In fact, in most engagements that we have been involved in, almost negligible value was provided for this purpose. The double jeopardy is that while life-cycle management costs are already under-provided, the requisite maintenance cost is not sufficiently budgeted to maintain the upkeep of the asset, leading to higher life-cycle costs in terms of asset breakdowns and poor building conditions.
While laws such as JOPC in the UAE stipulate requirements for minimum sinking funds to ensure long-term sustainability of a building, in essence, neither of these measures are effectively managed or followed. The faults lie with the governance of strata laws and lack of awareness among the property owners and their associations. It seems there is purposeful default on the part of all stakeholders as these practices undermine the interests of not a few but all.
It is a known fact that an integrated FM engagement by any property owner if implemented effectively can deliver definitive results not only in the better upkeep of assets but increase the building’s longevity by 20-30 per cent. However, across commercial and residential properties, most of the stakeholders have adopted a shortsighted version of facilities management.

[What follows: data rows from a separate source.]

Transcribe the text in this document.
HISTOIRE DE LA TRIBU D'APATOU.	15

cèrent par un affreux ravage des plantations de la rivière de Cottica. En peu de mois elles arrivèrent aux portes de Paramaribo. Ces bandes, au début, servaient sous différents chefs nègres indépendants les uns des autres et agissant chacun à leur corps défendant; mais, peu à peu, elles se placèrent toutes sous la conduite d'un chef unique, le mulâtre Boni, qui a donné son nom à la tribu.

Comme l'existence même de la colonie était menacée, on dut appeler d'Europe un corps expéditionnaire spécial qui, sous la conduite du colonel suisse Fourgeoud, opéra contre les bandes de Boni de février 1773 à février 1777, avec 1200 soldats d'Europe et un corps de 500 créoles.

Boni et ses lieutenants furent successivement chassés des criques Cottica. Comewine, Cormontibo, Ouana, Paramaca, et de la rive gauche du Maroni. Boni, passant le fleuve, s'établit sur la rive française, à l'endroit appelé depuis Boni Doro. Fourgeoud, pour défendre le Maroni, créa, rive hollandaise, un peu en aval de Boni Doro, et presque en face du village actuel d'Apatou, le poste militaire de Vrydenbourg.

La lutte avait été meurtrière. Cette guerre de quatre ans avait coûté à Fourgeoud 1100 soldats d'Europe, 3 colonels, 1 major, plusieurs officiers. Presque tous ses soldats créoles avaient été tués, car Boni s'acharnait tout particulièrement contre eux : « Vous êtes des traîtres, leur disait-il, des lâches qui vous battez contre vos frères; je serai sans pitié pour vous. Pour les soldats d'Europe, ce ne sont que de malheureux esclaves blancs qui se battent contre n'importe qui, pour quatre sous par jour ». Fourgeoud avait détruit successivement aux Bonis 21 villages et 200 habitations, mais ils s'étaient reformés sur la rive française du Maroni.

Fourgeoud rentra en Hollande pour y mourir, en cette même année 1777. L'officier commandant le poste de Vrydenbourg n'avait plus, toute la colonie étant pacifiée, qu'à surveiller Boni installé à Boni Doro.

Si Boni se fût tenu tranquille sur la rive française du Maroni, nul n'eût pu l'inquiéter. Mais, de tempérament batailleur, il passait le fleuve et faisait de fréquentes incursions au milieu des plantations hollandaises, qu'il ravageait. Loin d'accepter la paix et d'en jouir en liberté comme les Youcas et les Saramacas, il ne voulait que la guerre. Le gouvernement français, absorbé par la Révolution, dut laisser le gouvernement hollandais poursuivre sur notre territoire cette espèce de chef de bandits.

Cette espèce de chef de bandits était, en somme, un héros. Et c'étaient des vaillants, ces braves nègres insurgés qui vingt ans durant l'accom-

They assume it is more a business continuity tool with just maintenance goals and not look at the bigger picture. In many cases, what I have noticed is that these are not oversights but a deliberate attempt to under-provide long-term life-cycle costs to prop up their IRR (internal rate of returns) or just to cut costs by moving current costs to the future.
How can this be fixed? Indeed, better governance and regulations are one aspect, but more importantly, awareness that any cost-cutting beyond reasonable limits or less than the intrinsic costs can significantly impact long-term returns and inflict financial damages.
Globally, this issue is impacting a cross-section of stakeholders, wherein both governments and large or small property owners and institutions with poor building conditions wait desperately in need of funds. We continue to see city skylines with dilapidated structures as a sign of building fatigues due to the above reasons.
There is an emerging crisis in context to residential, commercial and infrastructure assets. There are huge budget deficits to provide for building maintenance and requisite refurbishments. As a matter of fact, these deferred plans for facelift are putting additional fatigue on the operating costs of facilities management.
Often, operating budgets are being allocated for refurbishment instead of routine preventative plans. These deviations are also adding to frequent breakdowns and higher energy costs as low maintenance turns ACs and pumps into energy guzzlers.
The time to act responsibly lies on all, not just a select few. And more so on property owners.